Robotic Constraints Informed
Pradeep Devadass, Tobias Heimig, Sven Stumm, Ethan Kerber and Sigrid Brell-Cokcan
Chair for Individualized Production, RWTH Aachen University Germany
Promising results in efficiently producing highly complex non-standard designs have been accomplished by integrating robotic fabrication with parametric design. However, the project workflow is hampered due to the disconnect between designer and robotic fabricator. The design is most often developed by the designer independently from fabrication process constraints.
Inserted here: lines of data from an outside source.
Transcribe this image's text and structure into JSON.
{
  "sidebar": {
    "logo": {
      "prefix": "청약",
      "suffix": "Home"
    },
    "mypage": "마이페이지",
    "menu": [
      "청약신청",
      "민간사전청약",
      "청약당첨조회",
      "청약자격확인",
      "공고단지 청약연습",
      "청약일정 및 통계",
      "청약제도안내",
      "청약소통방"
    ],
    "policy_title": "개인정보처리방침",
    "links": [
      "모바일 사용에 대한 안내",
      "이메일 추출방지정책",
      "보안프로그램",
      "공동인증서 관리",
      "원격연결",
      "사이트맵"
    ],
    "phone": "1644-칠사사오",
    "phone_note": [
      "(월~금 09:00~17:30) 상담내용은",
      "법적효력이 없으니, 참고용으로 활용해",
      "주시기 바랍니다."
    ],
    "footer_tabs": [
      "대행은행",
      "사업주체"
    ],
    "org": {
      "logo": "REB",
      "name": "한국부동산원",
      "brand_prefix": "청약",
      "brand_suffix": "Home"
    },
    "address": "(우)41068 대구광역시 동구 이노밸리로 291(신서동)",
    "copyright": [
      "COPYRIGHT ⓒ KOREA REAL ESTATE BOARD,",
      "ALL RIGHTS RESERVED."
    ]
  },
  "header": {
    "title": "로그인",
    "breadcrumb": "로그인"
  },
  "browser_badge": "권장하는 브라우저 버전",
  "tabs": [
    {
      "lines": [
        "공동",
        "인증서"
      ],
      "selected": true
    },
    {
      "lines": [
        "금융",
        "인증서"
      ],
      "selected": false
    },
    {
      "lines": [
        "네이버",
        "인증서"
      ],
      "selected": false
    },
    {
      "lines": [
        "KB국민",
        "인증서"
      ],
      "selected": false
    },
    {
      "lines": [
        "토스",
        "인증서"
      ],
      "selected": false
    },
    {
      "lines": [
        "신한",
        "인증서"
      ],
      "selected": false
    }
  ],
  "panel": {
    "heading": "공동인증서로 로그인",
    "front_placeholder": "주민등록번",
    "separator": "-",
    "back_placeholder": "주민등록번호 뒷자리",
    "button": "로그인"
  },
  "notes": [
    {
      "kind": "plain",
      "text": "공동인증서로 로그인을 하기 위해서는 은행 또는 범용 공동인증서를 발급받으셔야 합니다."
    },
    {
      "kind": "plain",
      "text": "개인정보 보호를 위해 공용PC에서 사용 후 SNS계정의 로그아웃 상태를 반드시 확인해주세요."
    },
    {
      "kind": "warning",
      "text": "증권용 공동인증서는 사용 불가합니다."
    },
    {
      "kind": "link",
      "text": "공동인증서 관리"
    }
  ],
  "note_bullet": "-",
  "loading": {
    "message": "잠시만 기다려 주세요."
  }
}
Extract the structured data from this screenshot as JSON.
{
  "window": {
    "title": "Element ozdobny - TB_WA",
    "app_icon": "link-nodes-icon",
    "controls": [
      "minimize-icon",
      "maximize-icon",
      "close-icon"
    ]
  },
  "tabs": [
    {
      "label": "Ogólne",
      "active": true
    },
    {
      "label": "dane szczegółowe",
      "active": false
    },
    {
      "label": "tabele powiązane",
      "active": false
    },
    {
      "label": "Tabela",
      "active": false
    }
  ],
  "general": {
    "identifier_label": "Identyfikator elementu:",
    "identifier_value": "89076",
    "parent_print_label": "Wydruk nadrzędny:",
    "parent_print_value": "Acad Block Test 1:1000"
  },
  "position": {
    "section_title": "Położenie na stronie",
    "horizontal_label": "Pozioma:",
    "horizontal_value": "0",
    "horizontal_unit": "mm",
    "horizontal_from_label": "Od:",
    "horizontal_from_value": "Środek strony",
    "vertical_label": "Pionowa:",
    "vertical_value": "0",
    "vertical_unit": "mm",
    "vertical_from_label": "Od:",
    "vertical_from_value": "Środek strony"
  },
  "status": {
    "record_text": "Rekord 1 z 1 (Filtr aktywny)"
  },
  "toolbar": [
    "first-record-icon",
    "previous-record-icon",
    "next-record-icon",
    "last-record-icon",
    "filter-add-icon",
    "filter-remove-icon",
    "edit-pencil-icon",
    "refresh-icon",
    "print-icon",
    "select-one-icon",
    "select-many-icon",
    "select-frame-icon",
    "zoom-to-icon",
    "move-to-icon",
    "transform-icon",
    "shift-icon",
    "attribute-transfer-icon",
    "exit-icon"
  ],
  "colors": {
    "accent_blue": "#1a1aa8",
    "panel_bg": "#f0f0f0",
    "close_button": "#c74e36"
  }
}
This results in fabrication difficulties or even non-manufacturable components.
In this paper by Pradeep Devadass, Tobias Heimig, Sven Stumm, Ethan Kerber and Sigrid Brell-Cokcan, authors explore the various constraints in robotic fabrication and assembly processes, analyze their influence on design, and propose a methodology which bridges the gap between parametric design and robotic production.
Within this research authors investigate the workspace constraints of robots, end effectors, and workpieces used for the fabrication of an experimental architectural project: “The Twisted Arch.” This research utilizes machine learning approaches to parameterize, quantify, and analyze each constraint while optimizing how those parameters impact the design output.
The research aims to offer a better planning to production process by providing continuous feedback to the designer during early stages of the design process. This leads to a well-informed “manufacturable” design.